Dans le domaine politique, aussi bien que dans toute gestion d’une situation donnée, la maîtrise du temps et la capacité à imposer sa propre temporalité, sont des éléments qui complètent l’exercice du pouvoir réel.
En effet, le choix du timing dans la mise en œuvre d’une décision est déterminant pour garantir une efficience optimum. C’est « l’habileté de choisir un moment précis pour effectuer une action, en raison de son effet optimal ». En somme, c’est l’ingrédient magique. Cette maxime décrit clairement l’importance de l’action à un moment donné : avant c’est trop tôt après c’est trop tard. Entre les deux, il y a une fenêtre de tir parfaitement délimitée dans le temps qu’il ne faut pas rater.
Une bonne action peut toujours être accomplie. Mais elle n’aurait pas le même effet lorsqu’elle serait faite dans la précipitation ou tardivement. Elle pourrait avoir un effet contraire parce qu’elle aurait « dû » être exécutée auparavant.

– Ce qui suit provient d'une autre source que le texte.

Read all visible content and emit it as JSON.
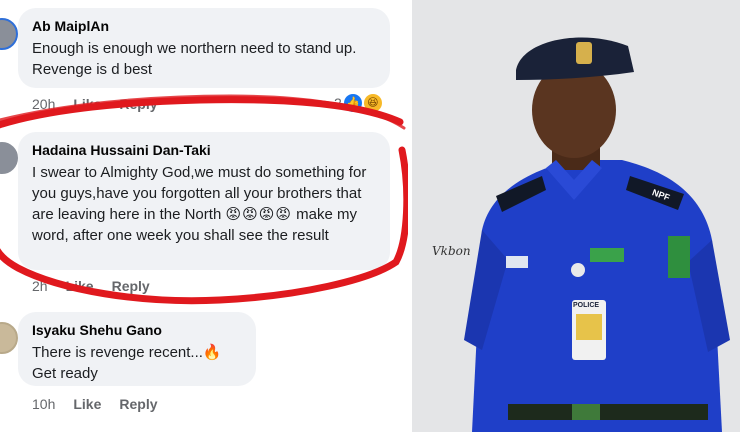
{
  "comments": [
    {
      "author": "Ab MaiplAn",
      "text": "Enough is enough we northern need to stand up. Revenge is d best",
      "time": "20h",
      "like_label": "Like",
      "reply_label": "Reply",
      "reaction_count": "2"
    },
    {
      "author": "Hadaina Hussaini Dan-Taki",
      "text_before_emoji": "I swear to Almighty God,we must do something for you guys,have you forgotten all your brothers that are leaving here in the North ",
      "emojis": "😡😡😡😡",
      "text_after_emoji": " make my word, after one week you shall see the result",
      "time": "2h",
      "like_label": "Like",
      "reply_label": "Reply"
    },
    {
      "author": "Isyaku Shehu Gano",
      "text": "There is revenge recent...🔥\nGet ready",
      "time": "10h",
      "like_label": "Like",
      "reply_label": "Reply"
    }
  ],
  "photo": {
    "badge_text": "NPF",
    "tag_text": "POLICE",
    "watermark": "Vkbon"
  },
  "colors": {
    "bubble": "#f0f2f5",
    "annotation_red": "#e0191e",
    "uniform_blue": "#1f3fc8",
    "beret": "#1a2238",
    "like_blue": "#1877f2"
  }
}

Déphasage avec les moments opportuns
Nous avons eu ces derniers temps à repérer des exemples qui illustrent des initiatives tardives. En total déphasage avec les moments opportuns pour générer des effets salutaires. Mais aussi pour contribuer à dresser un état des lieux. Et faire face, dans la mesure du possible, à la mauvaise posture dans laquelle se trouve le pays dans la perspective des élections.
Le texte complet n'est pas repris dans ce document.